Whenever I think of that last and the horror we held it in, it comes to me that our dread of crawling things must be largely a matter of legs, due to our prejudice in favor of the standard two or four. The hell-horse was ever so much more horrible because of its limping about by night on three. We hate a spider, which has six or eight, and loathe the thousand-leg worm with cause. And at the other end, when it comes to the snake, that has no legs at all, we are prompted by an instant impulse to kill it. It is not a religious prejudice at all, no Garden of Eden notion, but an instinctive recoil from the thing that does not conform to the established standard in legs. But whether that be so or not, the hell-horse that so terrorized us, was a decadent beast. He was literally on his last legs in my childhood, and even the Old Town knows him no more, I guess.

The man with his head under his arm was, if anything, worse than the hell-horse, and had an unpleasant habit of making himself at home under your roof. The three-legged beast at least stayed outside.

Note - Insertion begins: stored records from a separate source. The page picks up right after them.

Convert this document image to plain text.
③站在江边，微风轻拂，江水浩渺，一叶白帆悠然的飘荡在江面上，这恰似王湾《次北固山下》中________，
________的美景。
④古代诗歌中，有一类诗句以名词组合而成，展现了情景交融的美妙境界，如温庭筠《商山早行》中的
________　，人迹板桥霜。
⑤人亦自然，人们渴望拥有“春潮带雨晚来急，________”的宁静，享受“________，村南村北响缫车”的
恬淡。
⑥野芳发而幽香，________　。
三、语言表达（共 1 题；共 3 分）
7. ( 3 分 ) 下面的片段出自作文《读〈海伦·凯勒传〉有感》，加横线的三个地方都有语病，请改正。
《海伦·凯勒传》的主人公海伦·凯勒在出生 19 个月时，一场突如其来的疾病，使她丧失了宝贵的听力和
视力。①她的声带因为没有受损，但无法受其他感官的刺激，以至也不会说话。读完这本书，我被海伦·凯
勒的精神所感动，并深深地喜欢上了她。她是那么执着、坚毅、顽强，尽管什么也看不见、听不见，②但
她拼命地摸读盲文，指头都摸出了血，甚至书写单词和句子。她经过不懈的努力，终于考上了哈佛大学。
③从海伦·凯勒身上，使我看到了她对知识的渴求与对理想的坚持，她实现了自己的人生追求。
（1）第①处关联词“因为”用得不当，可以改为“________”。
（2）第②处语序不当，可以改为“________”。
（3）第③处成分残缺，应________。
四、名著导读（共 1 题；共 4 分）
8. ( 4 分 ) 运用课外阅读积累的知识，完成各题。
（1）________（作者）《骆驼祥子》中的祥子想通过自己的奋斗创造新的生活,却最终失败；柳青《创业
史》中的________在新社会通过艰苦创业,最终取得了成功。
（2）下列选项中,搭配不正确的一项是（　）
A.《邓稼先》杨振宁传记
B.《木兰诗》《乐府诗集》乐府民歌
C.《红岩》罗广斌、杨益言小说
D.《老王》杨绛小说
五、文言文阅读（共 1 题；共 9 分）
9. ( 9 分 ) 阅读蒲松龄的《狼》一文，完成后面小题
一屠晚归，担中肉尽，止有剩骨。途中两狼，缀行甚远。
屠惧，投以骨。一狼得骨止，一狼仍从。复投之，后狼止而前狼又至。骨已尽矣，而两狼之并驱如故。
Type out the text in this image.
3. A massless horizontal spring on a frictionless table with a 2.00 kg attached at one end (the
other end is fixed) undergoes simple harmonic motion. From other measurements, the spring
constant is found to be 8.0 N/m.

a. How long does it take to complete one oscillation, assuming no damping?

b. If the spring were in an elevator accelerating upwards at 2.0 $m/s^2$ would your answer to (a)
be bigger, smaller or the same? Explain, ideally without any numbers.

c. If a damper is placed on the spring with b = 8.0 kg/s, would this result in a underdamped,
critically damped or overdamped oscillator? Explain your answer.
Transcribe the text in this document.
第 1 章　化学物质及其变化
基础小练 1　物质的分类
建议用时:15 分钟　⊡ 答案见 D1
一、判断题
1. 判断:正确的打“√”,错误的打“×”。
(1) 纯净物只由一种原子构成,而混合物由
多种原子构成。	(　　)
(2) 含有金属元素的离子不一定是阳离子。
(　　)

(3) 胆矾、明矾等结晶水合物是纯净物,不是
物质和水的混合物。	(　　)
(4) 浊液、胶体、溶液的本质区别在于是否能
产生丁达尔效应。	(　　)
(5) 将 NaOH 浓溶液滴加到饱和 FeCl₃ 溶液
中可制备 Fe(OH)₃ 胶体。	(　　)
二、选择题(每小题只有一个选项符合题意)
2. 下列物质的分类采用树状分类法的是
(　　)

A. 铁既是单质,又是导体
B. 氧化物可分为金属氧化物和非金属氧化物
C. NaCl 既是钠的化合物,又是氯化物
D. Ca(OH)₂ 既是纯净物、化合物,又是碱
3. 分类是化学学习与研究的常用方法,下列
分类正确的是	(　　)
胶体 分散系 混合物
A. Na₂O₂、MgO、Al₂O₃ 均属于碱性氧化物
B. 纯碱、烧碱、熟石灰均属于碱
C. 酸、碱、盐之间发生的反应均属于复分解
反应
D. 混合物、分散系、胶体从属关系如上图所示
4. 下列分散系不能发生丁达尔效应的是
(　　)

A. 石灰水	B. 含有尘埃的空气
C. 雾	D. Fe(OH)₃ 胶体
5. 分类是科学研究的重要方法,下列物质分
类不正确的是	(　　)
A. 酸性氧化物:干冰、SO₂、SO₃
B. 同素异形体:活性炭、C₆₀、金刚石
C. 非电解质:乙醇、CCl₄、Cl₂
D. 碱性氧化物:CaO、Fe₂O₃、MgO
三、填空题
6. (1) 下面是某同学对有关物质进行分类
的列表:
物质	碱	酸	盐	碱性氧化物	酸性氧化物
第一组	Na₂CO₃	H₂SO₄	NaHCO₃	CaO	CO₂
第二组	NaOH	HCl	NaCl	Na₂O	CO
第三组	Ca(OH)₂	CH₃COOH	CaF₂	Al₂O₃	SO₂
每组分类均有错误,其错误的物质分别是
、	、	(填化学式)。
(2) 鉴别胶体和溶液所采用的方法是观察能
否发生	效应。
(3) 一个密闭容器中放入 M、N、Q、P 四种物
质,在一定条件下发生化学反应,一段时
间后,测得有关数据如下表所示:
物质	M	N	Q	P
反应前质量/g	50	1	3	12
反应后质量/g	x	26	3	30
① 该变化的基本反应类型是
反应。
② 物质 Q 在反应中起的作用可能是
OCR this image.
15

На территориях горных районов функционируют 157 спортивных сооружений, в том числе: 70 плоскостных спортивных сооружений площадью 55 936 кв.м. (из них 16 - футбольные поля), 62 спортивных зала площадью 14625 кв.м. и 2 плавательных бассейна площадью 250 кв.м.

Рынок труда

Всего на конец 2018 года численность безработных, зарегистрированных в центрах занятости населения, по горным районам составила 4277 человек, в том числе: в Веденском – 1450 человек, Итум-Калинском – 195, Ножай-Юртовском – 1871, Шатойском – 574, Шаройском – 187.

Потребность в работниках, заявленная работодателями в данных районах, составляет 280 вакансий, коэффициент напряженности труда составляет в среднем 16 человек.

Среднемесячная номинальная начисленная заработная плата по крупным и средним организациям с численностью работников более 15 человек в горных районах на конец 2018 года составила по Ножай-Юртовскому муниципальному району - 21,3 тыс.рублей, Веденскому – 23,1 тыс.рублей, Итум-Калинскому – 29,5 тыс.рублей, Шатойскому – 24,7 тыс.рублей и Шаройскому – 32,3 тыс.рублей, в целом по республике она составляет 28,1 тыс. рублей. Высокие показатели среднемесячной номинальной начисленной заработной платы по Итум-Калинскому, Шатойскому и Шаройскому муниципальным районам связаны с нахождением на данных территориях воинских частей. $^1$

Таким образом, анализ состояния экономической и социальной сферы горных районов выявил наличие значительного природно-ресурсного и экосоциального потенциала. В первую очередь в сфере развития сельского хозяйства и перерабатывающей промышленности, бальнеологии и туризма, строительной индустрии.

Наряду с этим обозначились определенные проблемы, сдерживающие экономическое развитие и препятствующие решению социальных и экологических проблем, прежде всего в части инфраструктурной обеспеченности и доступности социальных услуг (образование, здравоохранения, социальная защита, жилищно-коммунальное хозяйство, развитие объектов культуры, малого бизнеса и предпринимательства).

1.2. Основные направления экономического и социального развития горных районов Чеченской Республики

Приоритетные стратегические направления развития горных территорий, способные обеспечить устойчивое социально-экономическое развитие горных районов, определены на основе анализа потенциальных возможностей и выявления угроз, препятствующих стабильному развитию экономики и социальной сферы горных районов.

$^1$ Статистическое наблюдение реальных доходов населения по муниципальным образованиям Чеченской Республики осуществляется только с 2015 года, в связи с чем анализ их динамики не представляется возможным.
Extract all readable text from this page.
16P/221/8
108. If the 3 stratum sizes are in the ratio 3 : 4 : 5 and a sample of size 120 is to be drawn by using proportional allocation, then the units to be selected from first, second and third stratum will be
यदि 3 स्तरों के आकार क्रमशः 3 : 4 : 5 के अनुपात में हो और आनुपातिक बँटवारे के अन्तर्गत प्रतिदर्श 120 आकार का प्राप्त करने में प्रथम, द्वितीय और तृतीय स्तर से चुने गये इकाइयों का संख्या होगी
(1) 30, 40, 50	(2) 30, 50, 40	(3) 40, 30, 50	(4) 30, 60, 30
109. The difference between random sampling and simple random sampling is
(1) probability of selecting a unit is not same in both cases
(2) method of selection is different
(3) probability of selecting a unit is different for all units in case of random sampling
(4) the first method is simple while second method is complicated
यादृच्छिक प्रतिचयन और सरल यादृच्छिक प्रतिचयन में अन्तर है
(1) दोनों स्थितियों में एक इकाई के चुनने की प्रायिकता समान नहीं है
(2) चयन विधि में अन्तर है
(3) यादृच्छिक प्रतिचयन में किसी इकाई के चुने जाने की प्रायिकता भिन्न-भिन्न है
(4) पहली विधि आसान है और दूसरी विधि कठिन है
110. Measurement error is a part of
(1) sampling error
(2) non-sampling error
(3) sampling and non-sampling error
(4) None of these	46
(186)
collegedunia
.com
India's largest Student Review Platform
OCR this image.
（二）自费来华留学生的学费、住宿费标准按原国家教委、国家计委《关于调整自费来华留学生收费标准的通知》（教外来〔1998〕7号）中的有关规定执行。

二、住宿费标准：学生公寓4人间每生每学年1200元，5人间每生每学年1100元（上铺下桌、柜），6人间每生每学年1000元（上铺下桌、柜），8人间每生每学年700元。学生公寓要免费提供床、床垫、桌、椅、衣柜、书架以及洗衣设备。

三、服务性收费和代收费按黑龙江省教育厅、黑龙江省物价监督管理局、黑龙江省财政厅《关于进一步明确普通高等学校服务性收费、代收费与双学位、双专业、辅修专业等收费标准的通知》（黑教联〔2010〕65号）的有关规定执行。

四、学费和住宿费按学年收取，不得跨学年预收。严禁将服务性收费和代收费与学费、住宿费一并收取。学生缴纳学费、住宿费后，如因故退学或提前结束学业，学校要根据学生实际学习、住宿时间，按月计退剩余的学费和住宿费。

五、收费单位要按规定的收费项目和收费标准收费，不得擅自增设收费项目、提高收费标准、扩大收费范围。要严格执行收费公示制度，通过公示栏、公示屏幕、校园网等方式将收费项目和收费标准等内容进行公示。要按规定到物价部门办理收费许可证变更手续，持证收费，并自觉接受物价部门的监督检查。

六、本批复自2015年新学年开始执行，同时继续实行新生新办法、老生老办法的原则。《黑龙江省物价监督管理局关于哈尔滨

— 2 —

There was a headless man in the old mansion at Sönderskov, where I sometimes spent my summer vacation. You could hear him walk in the midnight hour up and down, up and down the hall, and we boys lay and shivered in bed for fear he would come to our door and knock. I have heard him more than once since I grew up and identified his tread on the oaken stairs with the regular beat of the tower-clock above my head, but still I confess to a creepy feeling when I hear it.